Ahead of the 40th anniversary of Princess Diana's wedding to Prince Charles, the designer of her fairy-tale wedding dress is opening up to TODAY about how he kept the elaborate gown a secret.
"The press would go through our (waste) bins looking for any scrap of fabric," David Emanuel said. "So we were naughty — we put some pale pink in, pale lemon. Of course, the next day, the press (says), 'The Emanuels are doing a pale pink wedding dress.' It's kind of fun, but they took it terribly seriously."
Emanuel, who designed the iconic dress with his then-wife, Elizabeth Emanuel, also said that they kept the dress locked in a safe when they weren't in their studio. But the safe was so large — after all, it had to fit a record-setting 25-foot-long train — that when it arrived, it couldn't fit through the front door.
"They had to hire a crane," Emanuel said. "They had to take out the window, sail it into the building. So every night when we worked on the gown, we had this huge safe, and then we locked it up, because we kept on thinking that if anybody should break in — even though we had security guards — they couldn't break into the safe. It was quite a procedure."
This month marks the 40th anniversary of Princess Diana's 1981 wedding to the Prince of Wales. The dress, which had previously been turned over to their sons, Princes William and Harry, is currently on display at Kensington Palace, as part of an exhibit called "Royal Style in the Making" that's open to the public.
The Emanuels had already designed a few pieces for Princess Diana when they got the call about making her wedding dress, a moment Emanuel described as "huge excitement."
"Out of the blue she rang the studio and asked, would we do the honor of making her wedding gown?" he said. "Can you imagine!"
From the moment Buckingham Palace announced that the Emanuels were the designers, the paparazzi were everywhere, he recalled.
"They were on the rooftops, on my studio, looking with huge lenses," he said. "So I had to rush around quickly and get some roller blinds and put the roller blinds up and they stayed down until the wedding day. It was all kind of crazy but wonderful. Exciting."
And working with the future Princess of Wales was a "delight," he added.
"She was great and had a great sense of humor," Emanuel said, describing her as "very straightforward" and having "mischievous eyes."

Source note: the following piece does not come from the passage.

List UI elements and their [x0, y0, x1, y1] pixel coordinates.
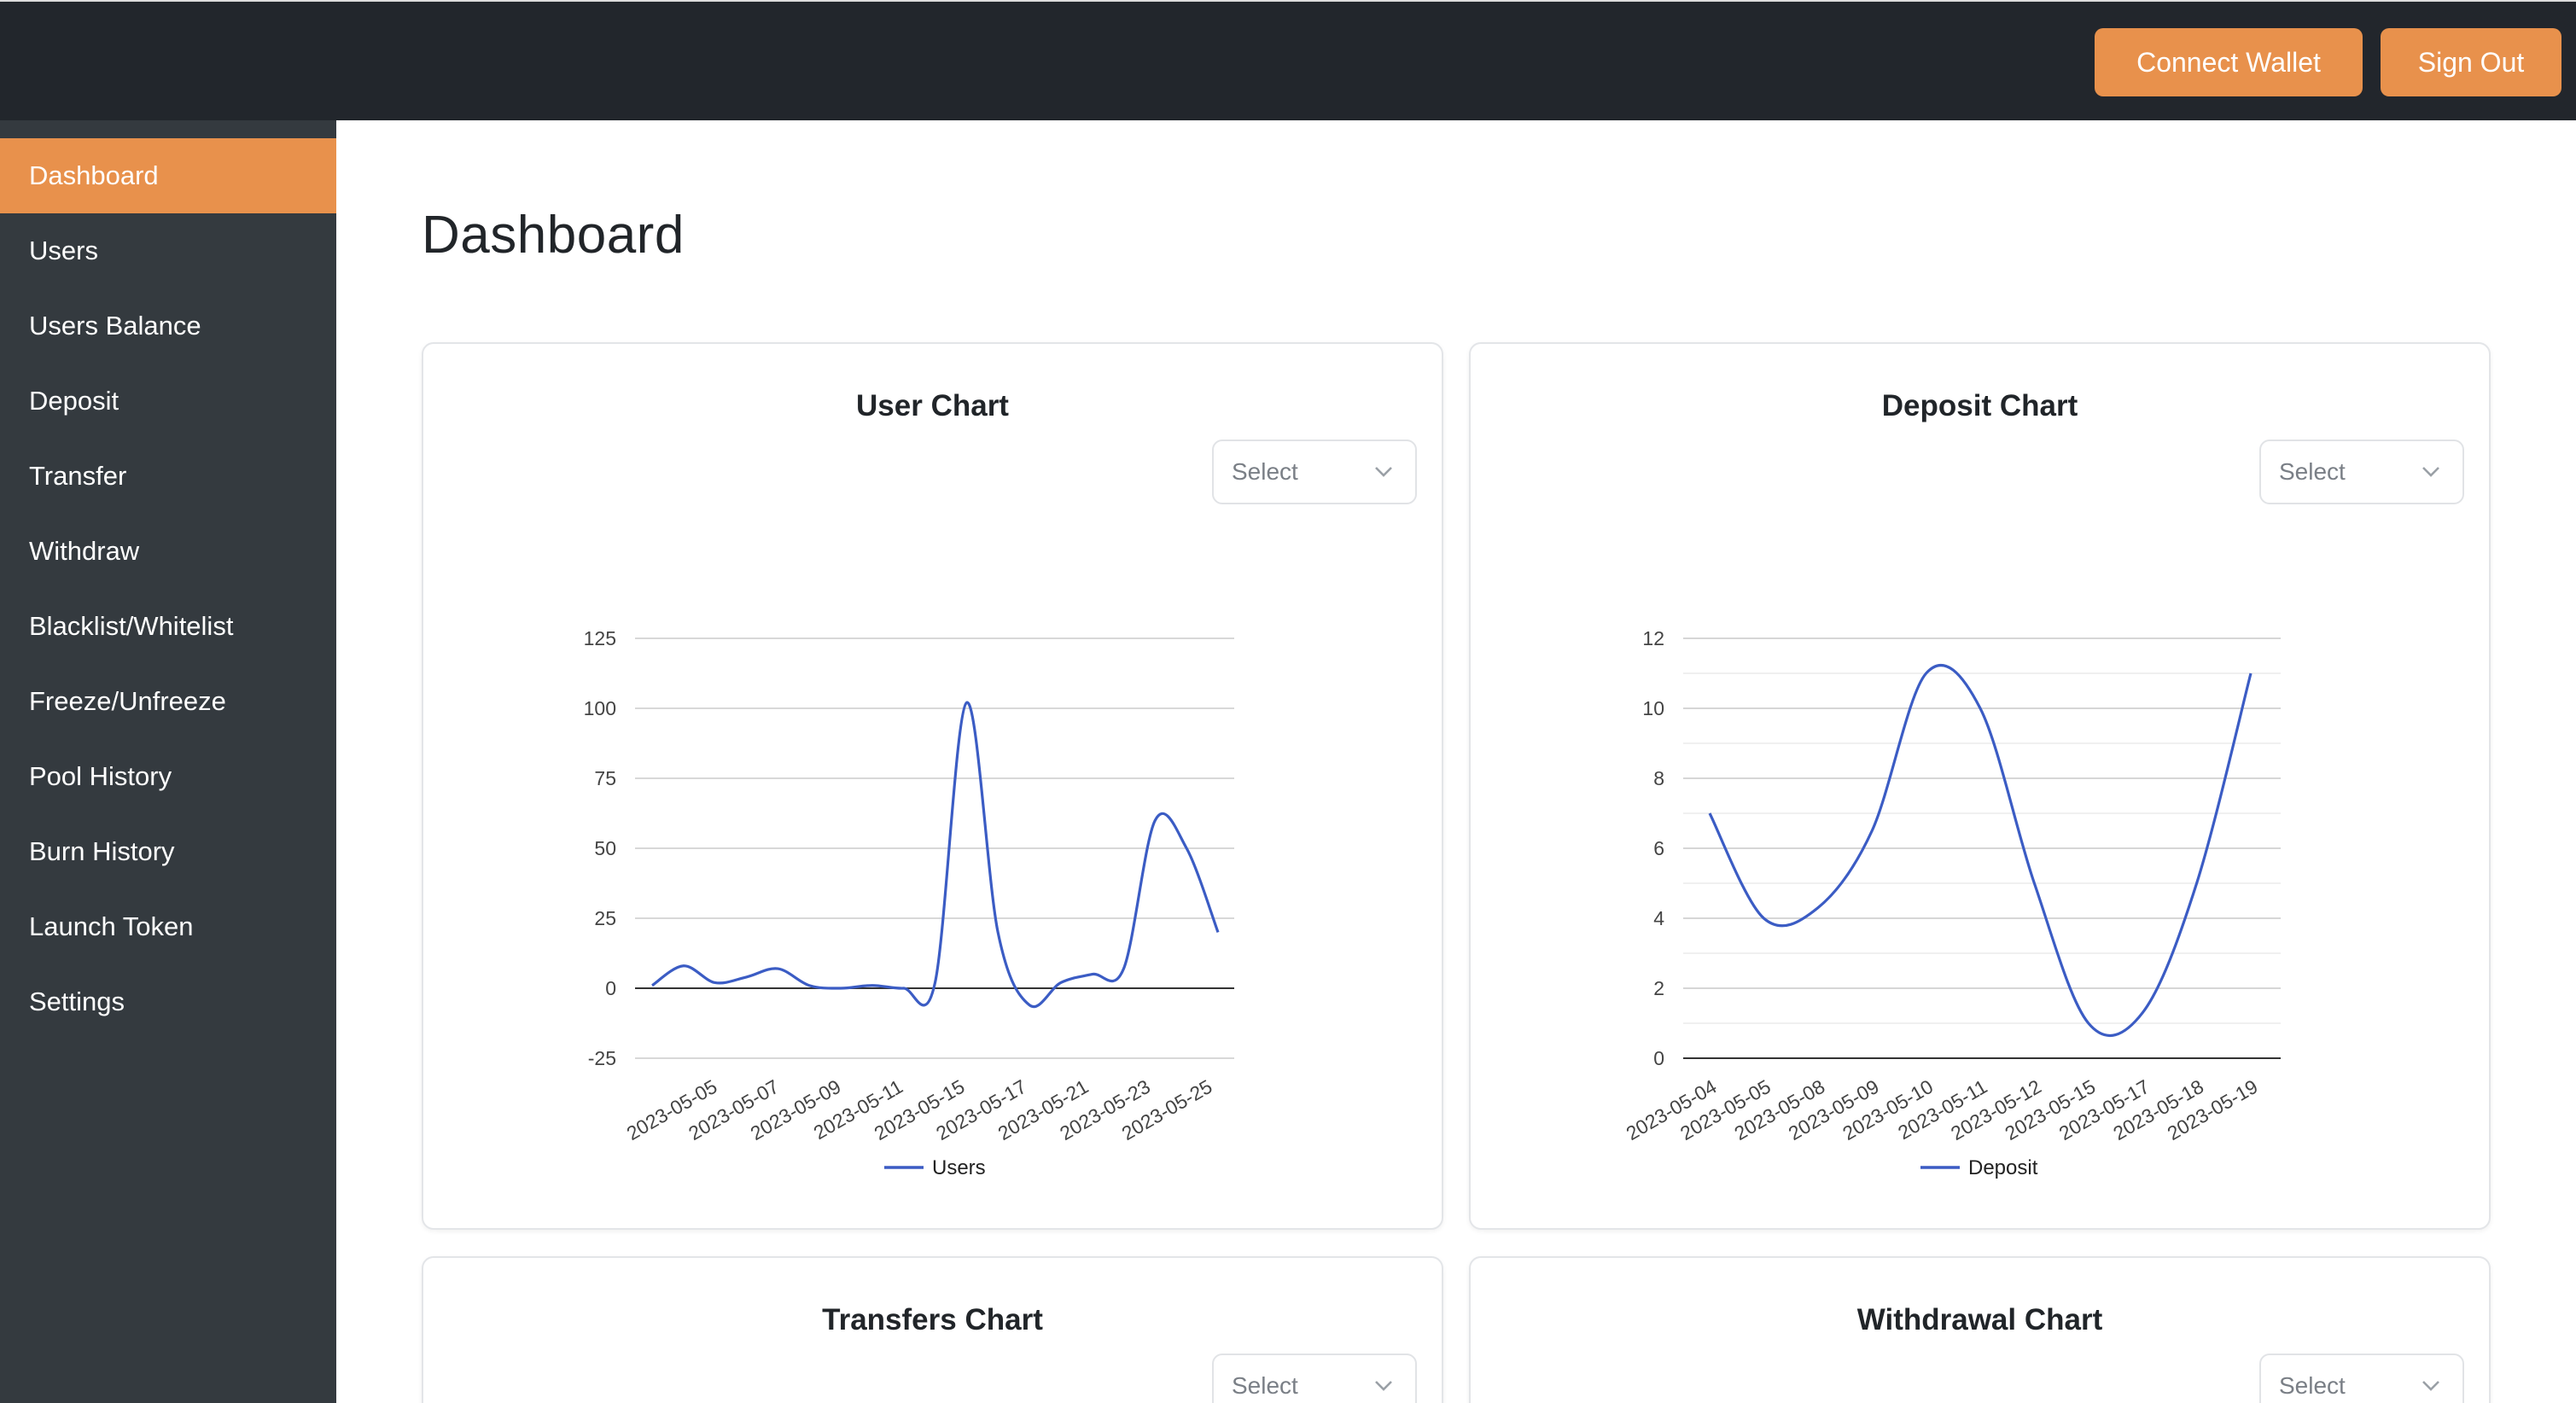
y-tick-label: -25: [588, 1047, 616, 1069]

"All the way through, from day one, right at the beginning, she was kind, she was sweet, and she always wrote a handwritten note to say thank you so much," he said.
Emanuel said the actual process of designing the dress was a "collaboration."
"If you have ever visited St. Paul's Cathedral, it is a vast and beautiful building, and if you did a quiet, little, low-key, unassuming gown, it wouldn't have worked," he said. "It had to be triumphant. It had to be spectacular. But at the end of the day, as a couture client, it had to suit the client."
The voluminous silk taffeta dress with puffed sleeves was famously adorned with thousands of mother- of-pearl sequins and antique lace that once belonged to Queen Mary, Prince Charles' great-grandmother, with an elaborate train that became the longest worn by any British royal bride.
"Elizabeth and I did our research," Emanuel said. "We found out the largest royal train was twenty foot. I remember giggling to Diana and saying, 'Oh gosh, we've got to beat that!' And she said, 'Oh, OK, shall we make it 23 foot? Shall we make it 25?' We arrived at 25 foot!"
And on the wedding day, he recalled stuffing the massive dress into a carriage the princess and her father were riding in, and then helping smooth the fabric once she emerged.
"I was the last person to talk to her before she walked down the aisle, which is kind of extraordinary," he said.
The late princess, who died in a car accident in 1997, would have turned 60 years old earlier this month. To commemorate the birthday, Prince Harry and Prince William came together at Kensington Palace to unveil a statue of their mother, which will be on permanent display there.
"She touched everybody," Emanuel said. "You know why? Because she was genuine. Because she truly loved. ... She definitely didn't want to go down as a fashion icon. She wanted to go down as somebody caring about the work she did, which she did brilliantly, I think."